Please allow me to take a moment to introduce myself. My name is Brittany Spatz, and I am currently an educator in a diverse middle school located in New Jersey, a north eastern state in America. Over the past five years, I have taught students from age 11 to 18 in the subjects of Literature and Technology.
Currently I am a master’s degree candidate at the University of Maryland, University College, studying Instructional Technology. As part of my program, I am conducting research on the Danish educational system, and, more specifically, how the country has used technology to further its educational goals. Already, I have been very impressed with your system, which I have both read about and learned about through close friends who live in Denmark.
I am intrigued by the holistic view of learning that is exhibited by the Danish system. After reading more about folkeskole, I cannot believe that each teacher is “required to prepare annual written student plans for all students at all levels” (Mortimore, 2009). This highly individualized and differentiated curriculum seems to best meet the needs of all learners. Our Danish friends had also explained that there are different pathways that a student can take to attain the same degree, a practice foreign to the American education system.
Similarly, while Denmark has adopted “new computer-based adaptive tests” you have managed to customize them “to the needs of the individual student, leading to easier or more difficult questions being presented” (Mortimore, 2009). This leads me to believe that testing is used to facilitate individual learning, opposed to penalize schools and teachers, as it is sometimes used in America. Finally, I was impressed to read that the Danish system is touted for encouraging more life-long learning.
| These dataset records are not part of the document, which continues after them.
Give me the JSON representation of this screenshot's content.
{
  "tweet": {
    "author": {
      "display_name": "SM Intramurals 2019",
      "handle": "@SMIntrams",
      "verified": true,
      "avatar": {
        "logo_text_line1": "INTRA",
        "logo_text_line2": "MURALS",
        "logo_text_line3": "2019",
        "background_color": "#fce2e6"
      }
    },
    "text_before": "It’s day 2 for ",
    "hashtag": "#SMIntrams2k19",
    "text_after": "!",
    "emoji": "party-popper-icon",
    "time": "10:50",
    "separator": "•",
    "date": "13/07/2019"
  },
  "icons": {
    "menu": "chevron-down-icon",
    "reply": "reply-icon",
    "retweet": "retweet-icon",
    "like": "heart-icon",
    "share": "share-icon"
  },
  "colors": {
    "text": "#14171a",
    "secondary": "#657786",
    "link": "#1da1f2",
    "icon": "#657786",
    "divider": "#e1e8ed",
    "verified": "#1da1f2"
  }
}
In order to gain a more nuanced understanding of the role of technology, I am reaching out to set up an interview with you regarding your system. The interview, which could be conducted via email or set up using a video conference system such as Skype, would comprise the following questions:
-In his article, Mortimore (2009) explained that student achievement data, “with the exception of national figures, are kept confidential and there is no right of public access to the information” (p. 53). Is this still the policy? Are these figures kept digitally by the government? Furthermore, how do schools use this data to help students achieve?
-Knud Holch Andersen stated, “Denmark invests massively in education and we pride ourselves on having a worldclass IT infrastructure. But at the same time our educational system and the libraries fail to examine the connection between information supply, learning and the new digital reality” (2013, p. 1). Would you agree with this assessment? If not, what moves has the Danish government taken to help weave the IT and educational sectors?
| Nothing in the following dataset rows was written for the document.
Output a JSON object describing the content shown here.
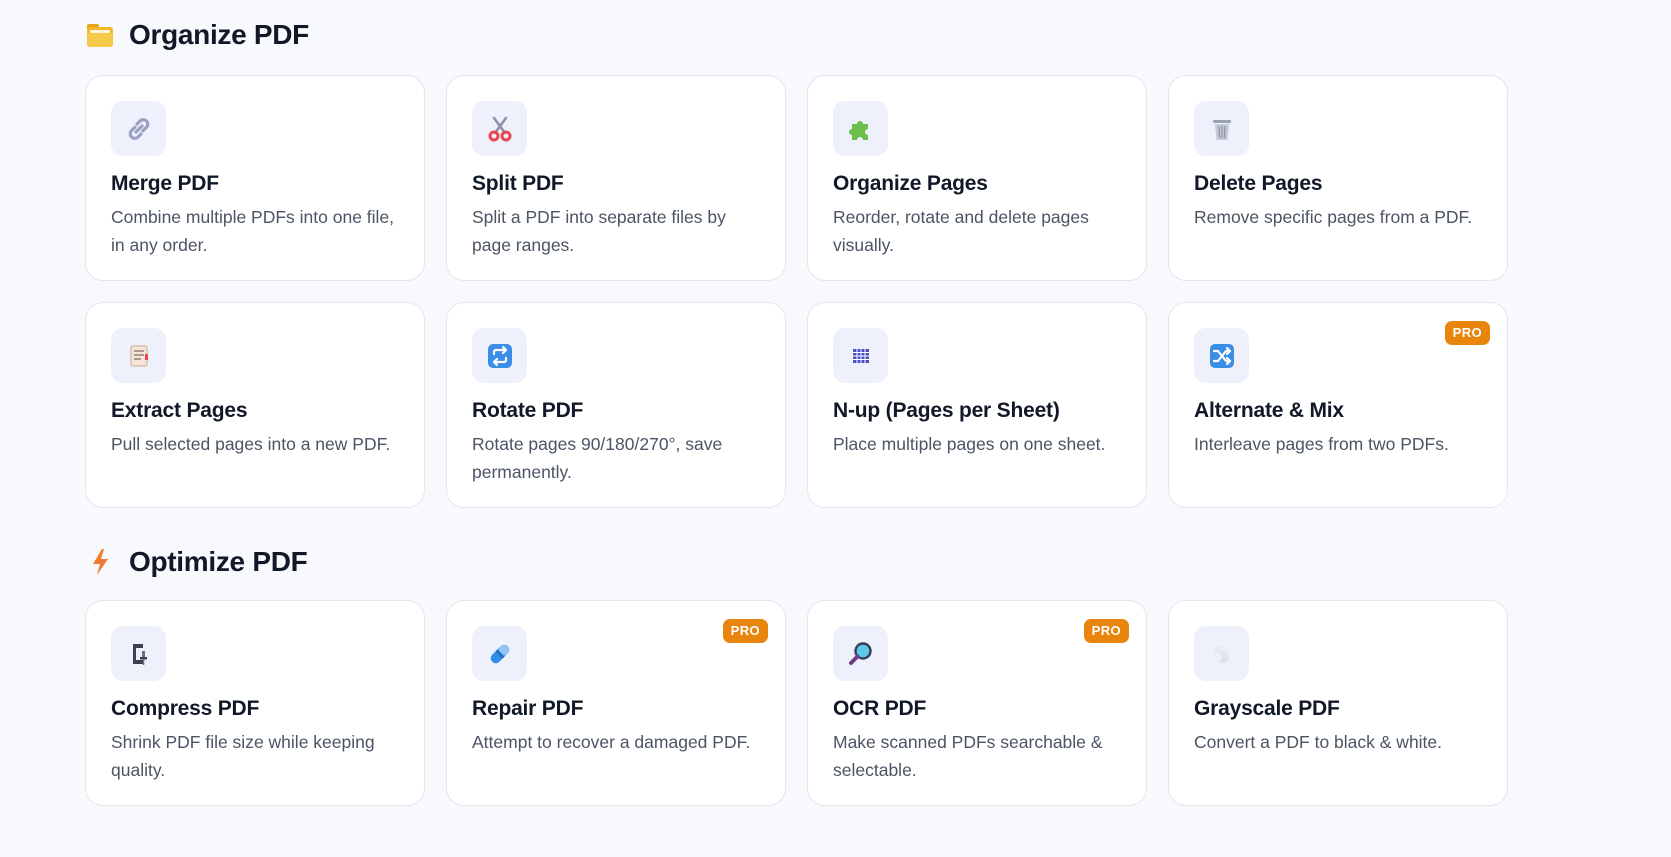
{
  "sections": [
    {
      "title": "Organize PDF",
      "icon": "folder-icon",
      "tools": [
        {
          "title": "Merge PDF",
          "desc": "Combine multiple PDFs into one file, in any order.",
          "icon": "link-icon"
        },
        {
          "title": "Split PDF",
          "desc": "Split a PDF into separate files by page ranges.",
          "icon": "scissors-icon"
        },
        {
          "title": "Organize Pages",
          "desc": "Reorder, rotate and delete pages visually.",
          "icon": "puzzle-icon"
        },
        {
          "title": "Delete Pages",
          "desc": "Remove specific pages from a PDF.",
          "icon": "trash-icon"
        },
        {
          "title": "Extract Pages",
          "desc": "Pull selected pages into a new PDF.",
          "icon": "document-icon"
        },
        {
          "title": "Rotate PDF",
          "desc": "Rotate pages 90/180/270°, save permanently.",
          "icon": "rotate-icon"
        },
        {
          "title": "N-up (Pages per Sheet)",
          "desc": "Place multiple pages on one sheet.",
          "icon": "grid-icon"
        },
        {
          "title": "Alternate & Mix",
          "desc": "Interleave pages from two PDFs.",
          "icon": "shuffle-icon",
          "badge": "PRO"
        }
      ]
    },
    {
      "title": "Optimize PDF",
      "icon": "lightning-icon",
      "tools": [
        {
          "title": "Compress PDF",
          "desc": "Shrink PDF file size while keeping quality.",
          "icon": "clamp-icon"
        },
        {
          "title": "Repair PDF",
          "desc": "Attempt to recover a damaged PDF.",
          "icon": "bandage-icon",
          "badge": "PRO"
        },
        {
          "title": "OCR PDF",
          "desc": "Make scanned PDFs searchable & selectable.",
          "icon": "magnifier-icon",
          "badge": "PRO"
        },
        {
          "title": "Grayscale PDF",
          "desc": "Convert a PDF to black & white.",
          "icon": "cloud-icon"
        }
      ]
    }
  ],
  "colors": {
    "page_bg": "#f8f9fc",
    "card_bg": "#ffffff",
    "icon_box_bg": "#eef0fb",
    "pro_badge": "#e8850c",
    "title_text": "#111827",
    "desc_text": "#4b5563"
  }
}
-The Danish system, according to Mortimore’s 2009 article, includes interdisciplinary. Is this still a customary practice? Have you striven to include technology as an element in this interdisciplinary study?
-According to my personal friends, the Danish system prides itself on the use deep, challenging examinations to determine mastery of a subject. Is there a technological component to any of these examinations--both in the fields of technology and in traditional subjects? If not, do you anticipate technology ever being incorporated into these examinations?
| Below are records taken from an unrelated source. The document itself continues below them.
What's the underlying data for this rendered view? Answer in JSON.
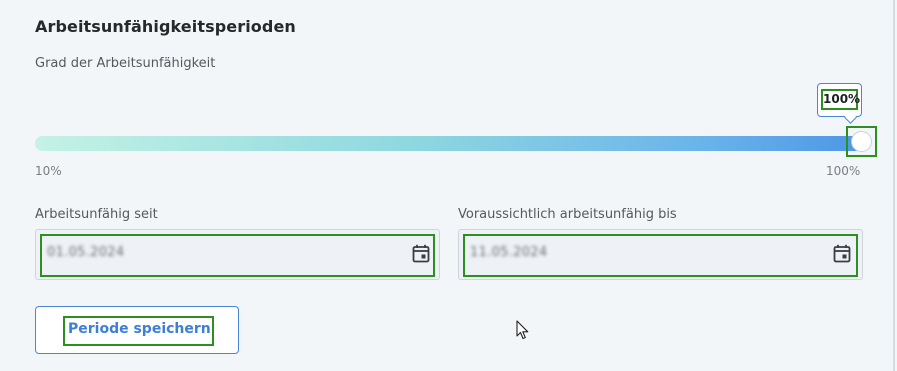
{
  "section": {
    "title": "Arbeitsunfähigkeitsperioden"
  },
  "slider": {
    "label": "Grad der Arbeitsunfähigkeit",
    "value": 100,
    "value_label": "100%",
    "min_label": "10%",
    "max_label": "100%",
    "min": 10,
    "max": 100
  },
  "fields": {
    "start": {
      "label": "Arbeitsunfähig seit",
      "value": "01.05.2024",
      "icon": "calendar-icon"
    },
    "end": {
      "label": "Voraussichtlich arbeitsunfähig bis",
      "value": "11.05.2024",
      "icon": "calendar-icon"
    }
  },
  "actions": {
    "save_label": "Periode speichern"
  },
  "colors": {
    "accent": "#4a86d8",
    "highlight": "#2d8f1f",
    "gradient_start": "#c4f2e4",
    "gradient_end": "#4d97e6"
  }
}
Thank you so much, in advance, for your time and consideration. If you are willing to conduct an interview, please feel free to contact me using the mode that is easiest for you. I believe that the American educational system has many lessons to learn from Denmark. It is my hope to bring these lessons to light, as I continue on my path to be an educational leader. I will be working on this project until July 28, 2015. Therefore, if you are interested in working together, please let me know as soon as possible so that we can get started.
Brittany Slusarcyzk Spatz
Andersen, K. (2013). Danish youth education en route to digital literacy. Scandinavian Library Quarterly. 46(1). Retrieved from http://slq.nu/?article=volume-46-no-1-2013-12
Mortimore, P. (2009). Danish and English education systems: what lessons can we learn. Education Review. 21(2).47-59.
I work for a network of 14 Danish High Schools called Global High Schools (http://globalegymnasier.dk/english/). It is school summer holiday in Denmark now (until the beginning of August), and I think it will be hard for me to find teachers for you to talk to before the 28th of July. I would be happy to talk to you my self but I am project manager and not a teacher. If you are interested in talking to teachers (or students?) after the summer leave I would be happy to forward your request to the schools.
Sorry for the delayed response, I just returned from a week in Italy (which was beautiful, but the internet was painfully slow). It would be incredible to hear your opinion and ideas about the Danish system since you have such a holistic perspective. Would you prefer an e-mail interview or to speak over Skype? Thank you so much for your response!
I am fine with both Skype and e-mail. Lets just do what is best for you. Please contact me on firstname.lastname@example.org for the planning of the interview.
Through ECEL I have a contact in Denmark who suggests you contact Karin Levinsen at email@example.com, she will will also try to foward your request directly to Karin. Karen is at Aalborg University of Copenhagen.
Your research sounds very interesting!
Thank you so much for the contact! I just reached out to her.
Hope you're research is going well. I recently heard from Karin Levinsen. She is asking if you are still looking for further information on this topic.
I was able to get in touch with Karin. Thank you for getting us in contact!